The Chronicle

It’s funny having a dunny near your honey

- — James Weir, news.com.au

THERE are things in this world I don’t understand.

Men who still have eyebrow rings, for instance, or couples who insist on going to Indian restaurant­s for romantic dates and then proceed to sleep in the same house together.

That last point is the one that perplexes me most of all. Imagine, if you will, that couple – the same one at the Indian restaurant – finishing dinner and making their way back to their beautiful home at the end of the night.

They move into the bedroom to finish the romance. But things come to a halt. One of them politely excuses themselves.

The man clambers off the bed and walks to the bathroom. He bounds off the bed, takes one step and reaches the toilet. Oh yeah, there are no bathroom walls in this million-dollar mansion. Walls around the toilet are out – along with dignity, romance and ever having sex again.

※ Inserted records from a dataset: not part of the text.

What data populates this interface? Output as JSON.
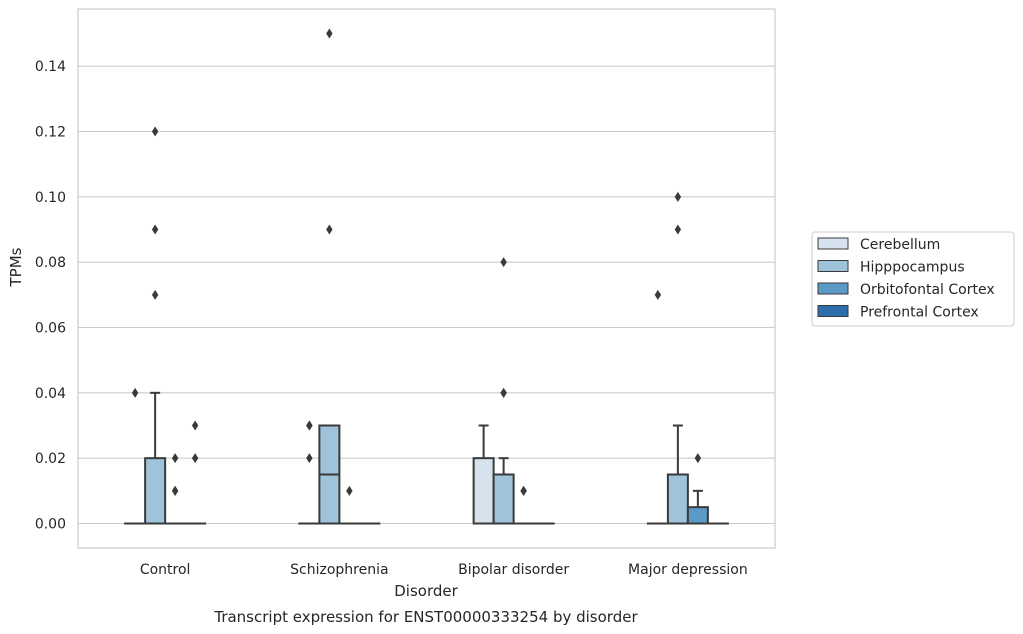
{
  "chart_data": {
    "type": "box",
    "title": "",
    "caption": "Transcript expression for ENST00000333254 by disorder",
    "xlabel": "Disorder",
    "ylabel": "TPMs",
    "ylim": [
      -0.0075,
      0.1575
    ],
    "yticks": [
      0.0,
      0.02,
      0.04,
      0.06,
      0.08,
      0.1,
      0.12,
      0.14
    ],
    "ytick_labels": [
      "0.00",
      "0.02",
      "0.04",
      "0.06",
      "0.08",
      "0.10",
      "0.12",
      "0.14"
    ],
    "grid": "horizontal",
    "legend_position": "right",
    "categories": [
      "Control",
      "Schizophrenia",
      "Bipolar disorder",
      "Major depression"
    ],
    "series": [
      {
        "name": "Cerebellum",
        "color": "#d6e3ef",
        "boxes": [
          {
            "q1": 0,
            "median": 0,
            "q3": 0,
            "whisker_low": 0,
            "whisker_high": 0,
            "outliers": [
              0.04
            ]
          },
          {
            "q1": 0,
            "median": 0,
            "q3": 0,
            "whisker_low": 0,
            "whisker_high": 0,
            "outliers": [
              0.02,
              0.03,
              0.03
            ]
          },
          {
            "q1": 0,
            "median": 0,
            "q3": 0.02,
            "whisker_low": 0,
            "whisker_high": 0.03,
            "outliers": []
          },
          {
            "q1": 0,
            "median": 0,
            "q3": 0,
            "whisker_low": 0,
            "whisker_high": 0,
            "outliers": [
              0.07
            ]
          }
        ]
      },
      {
        "name": "Hipppocampus",
        "color": "#9ec3db",
        "boxes": [
          {
            "q1": 0,
            "median": 0,
            "q3": 0.02,
            "whisker_low": 0,
            "whisker_high": 0.04,
            "outliers": [
              0.07,
              0.09,
              0.12
            ]
          },
          {
            "q1": 0,
            "median": 0.015,
            "q3": 0.03,
            "whisker_low": 0,
            "whisker_high": 0.03,
            "outliers": [
              0.09,
              0.15
            ]
          },
          {
            "q1": 0,
            "median": 0,
            "q3": 0.015,
            "whisker_low": 0,
            "whisker_high": 0.02,
            "outliers": [
              0.04,
              0.04,
              0.08
            ]
          },
          {
            "q1": 0,
            "median": 0,
            "q3": 0.015,
            "whisker_low": 0,
            "whisker_high": 0.03,
            "outliers": [
              0.09,
              0.1
            ]
          }
        ]
      },
      {
        "name": "Orbitofontal Cortex",
        "color": "#5b9ac7",
        "boxes": [
          {
            "q1": 0,
            "median": 0,
            "q3": 0,
            "whisker_low": 0,
            "whisker_high": 0,
            "outliers": [
              0.01,
              0.01,
              0.02
            ]
          },
          {
            "q1": 0,
            "median": 0,
            "q3": 0,
            "whisker_low": 0,
            "whisker_high": 0,
            "outliers": [
              0.01
            ]
          },
          {
            "q1": 0,
            "median": 0,
            "q3": 0,
            "whisker_low": 0,
            "whisker_high": 0,
            "outliers": [
              0.01,
              0.01
            ]
          },
          {
            "q1": 0,
            "median": 0,
            "q3": 0.005,
            "whisker_low": 0,
            "whisker_high": 0.01,
            "outliers": [
              0.02
            ]
          }
        ]
      },
      {
        "name": "Prefrontal Cortex",
        "color": "#2d6fad",
        "boxes": [
          {
            "q1": 0,
            "median": 0,
            "q3": 0,
            "whisker_low": 0,
            "whisker_high": 0,
            "outliers": [
              0.02,
              0.03
            ]
          },
          {
            "q1": 0,
            "median": 0,
            "q3": 0,
            "whisker_low": 0,
            "whisker_high": 0,
            "outliers": []
          },
          {
            "q1": 0,
            "median": 0,
            "q3": 0,
            "whisker_low": 0,
            "whisker_high": 0,
            "outliers": []
          },
          {
            "q1": 0,
            "median": 0,
            "q3": 0,
            "whisker_low": 0,
            "whisker_high": 0,
            "outliers": []
          }
        ]
      }
    ]
  }
}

The trend is meant to look luxe. And in the photos it does seem rather opulent. But in reality, I think we can all agree a non-enclosed bedroom toilet is not luxe or sexy. It’s humiliatin­g and disgusting and really only appropriat­e if you have some kind of prison cell fantasy.

In April, a four-bedroom Melbourne home sold for $1 million. And now it’s being trolled on Reddit because one of the rooms has a toilet just metres from the bed.

Granted, a thin panelled venetian folding door was installed in a sad and frantic attempt by the previous owner to gain some privacy but the efforts would have been futile.

It seems this trend is only happening in otherwise beautiful homes – houses where the developer and the buyer splash out for marble bench tops and pools.

It’s the design equivalent of rich people buying $600 jeans with a bunch of holes in them.

Fun fact: Philip Tierno, a microbiolo­gist at New York University, warns that toilet germs can fly as high as 4m if the lid is not slammed firmly shut. Think about that while you rub your face into your pillow tonight.